Further, by combining the signal for discriminating between the front and the back of the rotor portion 34 and the signal for discriminating the inversion of the casing 1 detected by the limit switch 50 described above, the front and rear of the rotor portion 34 and the pulling direction of the elastic tube 3 are separated. A circuit for verifying the difference can be provided. This allows blood pump 20
It is possible to prevent the operation mistake of.

<Effect of the Invention> As is clear from the above description, this artificial hemodialysis device and the variable tube withdrawal direction blood pump change the tube withdrawal direction by reversing the casing of the blood pump and rotating the rotor part in the reverse direction. Not only was it possible to do this, but when changing the tube pull-out direction, the rotor section was turned upside down so that the elastic force of the spring body would always act accurately on the elastic tube regardless of the tube pull-out direction. You can

Therefore, stable liquid delivery can be performed even when the blood pump is installed on both the left and right sides of the patient, and when elastic tubes having different wall thicknesses and rigidity are used.

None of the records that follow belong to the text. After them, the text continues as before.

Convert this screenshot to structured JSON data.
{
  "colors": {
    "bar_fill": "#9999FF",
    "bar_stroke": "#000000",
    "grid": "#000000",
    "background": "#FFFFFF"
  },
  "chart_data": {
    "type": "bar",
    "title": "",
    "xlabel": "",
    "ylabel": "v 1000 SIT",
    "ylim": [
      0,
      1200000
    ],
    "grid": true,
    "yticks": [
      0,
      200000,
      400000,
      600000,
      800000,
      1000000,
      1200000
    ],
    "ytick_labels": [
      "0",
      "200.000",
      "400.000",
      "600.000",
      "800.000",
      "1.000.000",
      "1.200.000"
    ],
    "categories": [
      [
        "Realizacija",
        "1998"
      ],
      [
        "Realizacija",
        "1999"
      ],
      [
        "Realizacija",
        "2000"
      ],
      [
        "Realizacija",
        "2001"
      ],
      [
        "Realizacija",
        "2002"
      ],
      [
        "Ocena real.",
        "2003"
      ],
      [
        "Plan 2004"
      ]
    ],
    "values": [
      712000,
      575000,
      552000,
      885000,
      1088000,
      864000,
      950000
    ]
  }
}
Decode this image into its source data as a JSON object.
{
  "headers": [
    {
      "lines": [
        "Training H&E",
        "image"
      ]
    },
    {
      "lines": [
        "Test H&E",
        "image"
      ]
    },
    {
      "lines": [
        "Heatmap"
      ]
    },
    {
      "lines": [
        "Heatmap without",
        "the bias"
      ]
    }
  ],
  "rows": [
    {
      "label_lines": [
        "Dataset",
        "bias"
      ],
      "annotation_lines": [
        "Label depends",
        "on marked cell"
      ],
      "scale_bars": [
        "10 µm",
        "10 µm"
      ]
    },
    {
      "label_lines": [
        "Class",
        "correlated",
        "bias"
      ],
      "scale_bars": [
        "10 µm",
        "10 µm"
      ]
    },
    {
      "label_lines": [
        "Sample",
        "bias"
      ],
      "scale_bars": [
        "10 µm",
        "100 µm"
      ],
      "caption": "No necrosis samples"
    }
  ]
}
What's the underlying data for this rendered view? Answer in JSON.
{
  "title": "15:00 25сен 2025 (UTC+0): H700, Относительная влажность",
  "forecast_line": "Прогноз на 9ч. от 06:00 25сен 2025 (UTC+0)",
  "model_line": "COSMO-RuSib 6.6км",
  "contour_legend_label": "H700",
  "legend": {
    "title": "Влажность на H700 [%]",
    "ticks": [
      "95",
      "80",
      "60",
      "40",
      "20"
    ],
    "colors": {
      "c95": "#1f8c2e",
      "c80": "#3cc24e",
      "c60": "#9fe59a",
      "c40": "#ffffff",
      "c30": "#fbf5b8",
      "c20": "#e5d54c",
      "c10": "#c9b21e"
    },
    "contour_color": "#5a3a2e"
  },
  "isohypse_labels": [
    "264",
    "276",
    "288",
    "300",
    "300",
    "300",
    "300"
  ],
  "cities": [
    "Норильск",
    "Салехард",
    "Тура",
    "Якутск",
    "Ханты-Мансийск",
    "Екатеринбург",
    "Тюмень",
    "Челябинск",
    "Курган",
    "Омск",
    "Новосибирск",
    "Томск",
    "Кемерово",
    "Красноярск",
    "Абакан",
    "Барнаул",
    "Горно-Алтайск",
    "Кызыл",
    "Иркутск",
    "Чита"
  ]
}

[Brief description of drawings]

1 to 6 relate to a first embodiment of the present invention.
The figure is a front view of the blood pump, FIG. 2 is a sectional view taken along the line II-II, FIG. 3 is a perspective view of the rotor portion, and FIG. 4 is a front view of the blood pump when the tube withdrawing direction is changed. Fifth
The figure is a partially enlarged view of the rotating body, and FIG. 6 is a schematic diagram of the artificial hemodialysis apparatus, in which a blood pump is incorporated. Further, FIG. 7 is a front view of a conventional blood pump. 1 ... Casing 2 ... Inner peripheral surface 3 ... Elastic tube, 6a, 6b ... Roller 20 ... Blood pump, 30 ... Rotating shaft 34 ... Rotor part, 35 ... Rotating body 37a, 37b ... Support arm, 38 ... Spring body 39 … Through hole, 60… Artificial hemodialysis machine

Claims (2)

[Scope of utility model registration request] 1. An elastic tube for circulating blood, the both sides of which are drawn out of a casing, is arranged along an arcuate inner surface of the casing, and a rotor portion having a rotating shaft at the center of the arcuate inner surface is provided. , A plurality of rollers for locally pressing the elastic tube against the arc-shaped inner surface are provided, and the rotor section is rotated to deliver the blood in the elastic tube, and the casing is inverted, According to the tube pull-out direction variable blood pump that changes the pull-out direction of the elastic tube by reversing the rotation direction of the rotor portion, a support arm that rotatably supports the plurality of rollers, respectively. The support arm is pivotally supported, pivots in conjunction with the rotary shaft, and has a through hole centered on the front and back sides that engages with the rotary shaft. The rotor unit includes a rotating body that can be inserted into and removed from the rotating shaft, and a spring body that is provided between the support arm and the rotating body and presses the plurality of rollers against the elastic tube. A blood pump having a variable tube withdrawal direction, which is characterized in that 2. An artificial hemodialysis apparatus using the tube withdrawal direction variable blood pump according to claim 1.